1976年に結成され、40年以上も活動を続けている(多分、ハワイ最長寿な)グループが、ザ・マカハ・サンズ。
ジェローム・ココが中心となって、ルイ・ “ムーン”・カウアカヒ、サム・グレイ、そして、伝説のブラダ・イズこと、イスラエル・カマカヴィヴォオレ、そしてその兄のスキッピー・カマカヴィヴォオレがオアフ島西海岸、マカハで結成したグループ。結成当時は、ザ・マカハ・サンズ・オヴ・ニイハウという名前だった。
マカハ・サンズの結成当時というには、途絶えかけていたハワイの伝統文化を復興させようという運動ハワイアン・ルネッサンスが盛り上がっていく時期。
世界的には、エルヴィス・プレスリーの「ブルー・ハワイ」など、所謂「ハッパ・ハオレ・ミュージック」がハワイアン・ミュージックと思われていた時代に、本物のハワイアンであるマカハの若者たちは、自分たちを含めたハワイアンたちが誇りをもてるような本物のハワイアン・ミュージックを作り、広めようとしていた。そのような流れの中で、マカハ・サンズは真のハワイアン・ミュージックの復活を先導したグループの一つでもあった。
バンド結成に至るストーリー、そしてイズの没後のドキュメンタリー映像はこちらで紹介済みなので興味のある人は参照してみてほしい。
ハワイ語の歌詞に、ハワイ固有のウクレレやギターの音色をのせてのパフォーマンスは、すぐにローカルのファンの心をつかみ、順調にキャリアを積みかさねていたが、そんなマカハ・サンズに最初の転機が訪れる。
1982年に、スキッピーが心臓発作により、28歳の若さで突然亡くなってしまう。彼の死因も、イズと同じく、肥満由来の心臓発作だと言われている。ポリネシア系の人たちは、消化系のとある酵素が欠乏していて、西洋よりなジャンクフードなどの栄養素や脂肪を分解しづらく、結果として肥満に結びついてゆくという話を聞いたことがある。
そしてスキッピーが亡くなった後も、スキッピーの遺志を継ぐかのように「ハワイアン度」を強め、新生マカハ・サンズ・オブ・ニイハウとしてたくさんのアルバムをリリースし、コンサートのMCなどでも積極的にハワイ語を使ってのパフォーマンスへと変わってゆく。
イズの脱退により、グループ名をザ・マカハ・サンズへ変更し、ムーン、ジョン、そしてジェロームの3人体制での活動が固定化された。
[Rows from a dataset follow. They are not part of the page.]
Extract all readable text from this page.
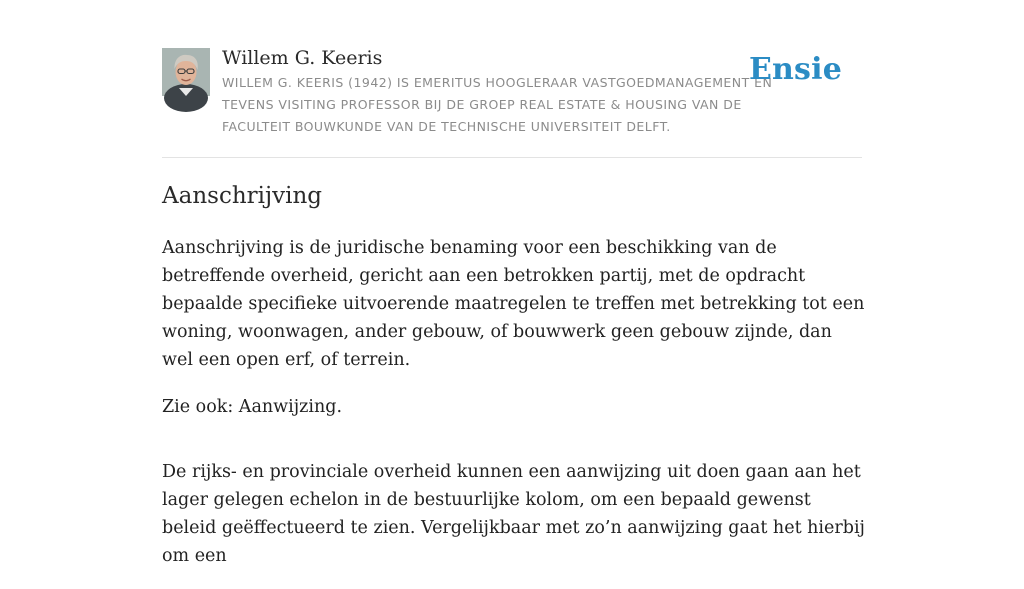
Willem G. Keeris
WILLEM G. KEERIS (1942) IS EMERITUS HOOGLERAAR VASTGOEDMANAGEMENT EN TEVENS VISITING PROFESSOR BIJ DE GROEP REAL ESTATE & HOUSING VAN DE FACULTEIT BOUWKUNDE VAN DE TECHNISCHE UNIVERSITEIT DELFT.
Ensie
Aanschrijving

Aanschrijving is de juridische benaming voor een beschikking van de betreffende overheid, gericht aan een betrokken partij, met de opdracht bepaalde specifieke uitvoerende maatregelen te treffen met betrekking tot een woning, woonwagen, ander gebouw, of bouwwerk geen gebouw zijnde, dan wel een open erf, of terrein.

Zie ook: Aanwijzing.

De rijks- en provinciale overheid kunnen een aanwijzing uit doen gaan aan het lager gelegen echelon in de bestuurlijke kolom, om een bepaald gewenst beleid geëffectueerd te zien. Vergelijkbaar met zo’n aanwijzing gaat het hierbij om een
このベスト・アルバムは1994年から2001年までの5枚のアルバムから選ばれた15曲で構成されている。
その後も根強くファンに支持され、着実にキャリアを積み重てゆくが、残念ながら2012年にはジョン・ココが亡くなり活動は休止となってしまい、そして、2014年にはムーンが音楽人生リタイア宣言をした。
グループ結成40周年の節目となる2015年10月にリリースされたジェローム・ココのデビュー・ソロCD「メモリーズ」は、ダニエル・ホーのプロデュースの下、これまでのグループの長い旅へのオマージュと記念としての役割を果たし、2018年9月に2枚目のソロCD「マカハサンズ、ジェロームココ」をリリースした。
現在は、ジェロームがひとりザ・マカハ・サンズの看板を守っている状態ではある。
彼らはこれまでに22枚のローカル・ハワイアンが誇りに思える、真のハワイアン・ミュージックのアルバムを世に送り出し続けてきた。